Ocorre que a referida Medida Provisória não foi convertida em lei, perdendo sua eficácia no dia 23 de abril de 2018.
Com isso, surgem duas perguntas: as disposições constantes da Lei 13.467/17 serão agora aplicadas sem a aplicação do que fora regulado pela Medida Provisória? Como ficarão os contratos de trabalho firmados dentro do período de vigência da Medida Provisória?

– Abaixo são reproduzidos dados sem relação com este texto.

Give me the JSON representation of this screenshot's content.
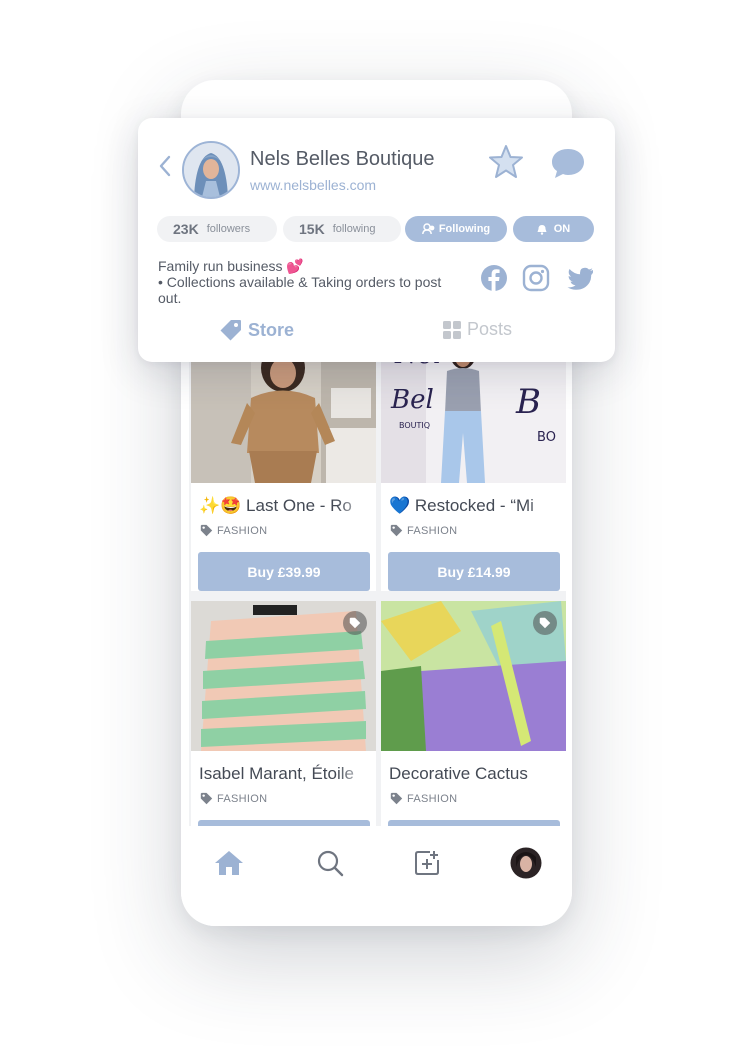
{
  "profile": {
    "name": "Nels Belles Boutique",
    "url": "www.nelsbelles.com",
    "followers_count": "23K",
    "followers_label": "followers",
    "following_count": "15K",
    "following_label": "following",
    "following_button": "Following",
    "notify_button": "ON",
    "bio_line1": "Family run business 💕",
    "bio_line2": "• Collections available & Taking orders to post",
    "bio_line3": "out."
  },
  "segments": {
    "store": "Store",
    "posts": "Posts"
  },
  "products": [
    {
      "title": "✨🤩 Last One - Ro",
      "category": "FASHION",
      "buy": "Buy £39.99"
    },
    {
      "title": "💙 Restocked - “Mi",
      "category": "FASHION",
      "buy": "Buy £14.99"
    },
    {
      "title": "Isabel Marant, Étoile",
      "category": "FASHION",
      "buy": ""
    },
    {
      "title": "Decorative Cactus",
      "category": "FASHION",
      "buy": ""
    }
  ],
  "tabs": [
    "home-icon",
    "search-icon",
    "add-post-icon",
    "profile-avatar"
  ],
  "colors": {
    "accent": "#9cb2d3",
    "button": "#a7bcdb",
    "text": "#555b66",
    "muted": "#c3c7cd"
  }
}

A partir de 23 de abril de 2018, as disposições constantes da Lei 13.467/17 voltam a ser aplicadas como se a Medida Provisória jamais tivesse existido, ou seja, já não há mais que se falar, por exemplo, em adoção do teto de benefício do Regime Geral da Previdência Social como base para as condenações por danos morais.
Com a perda da eficácia da Medida Provisória é possível que o Congresso Nacional discipline as relações jurídicas delas decorrentes, por meio de Decreto Legislativo, conforme dispõe o §3º, do Art. 62 da Constituição Federal.

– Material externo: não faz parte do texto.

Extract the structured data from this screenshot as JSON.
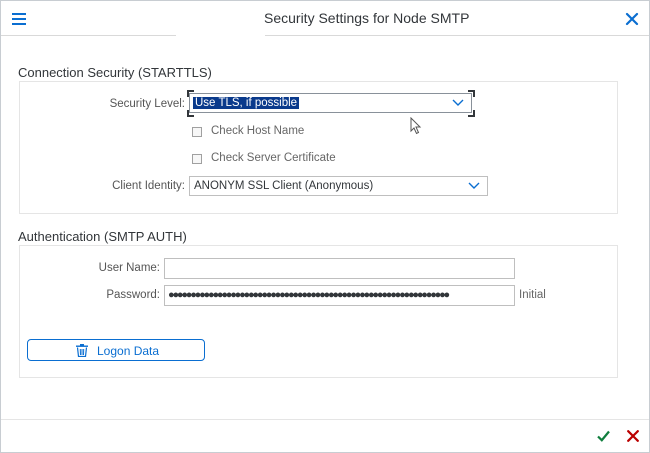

Assim, um Decreto Legislativo poderia dispor a respeito das situações consolidadas no período em que a Medida Provisória encontrava-se em vigor, como a questão relativa aos contratos firmados durante a vigência da medida, isto é, se permanecerão válidos ou se deverão ser adaptados.
Ocorre que, enquanto não houver a edição do referido Decreto Legislativo, prevalecem as disposições constantes da Lei 13.467/17 e os contratos de trabalho firmados durante a vigência da MP terão que ser analisados pela Justiça do Trabalho.
Vale ressaltar ainda que o Tribunal Superior do Trabalho criou uma comissão especial para análise das disposições constantes da Lei 13.467/17. Assim, é possível que o Tribunal edite Instrução Normativa que auxiliará na interpretação de várias disposições polêmicas que, até então, têm gerado grande insegurança jurídica.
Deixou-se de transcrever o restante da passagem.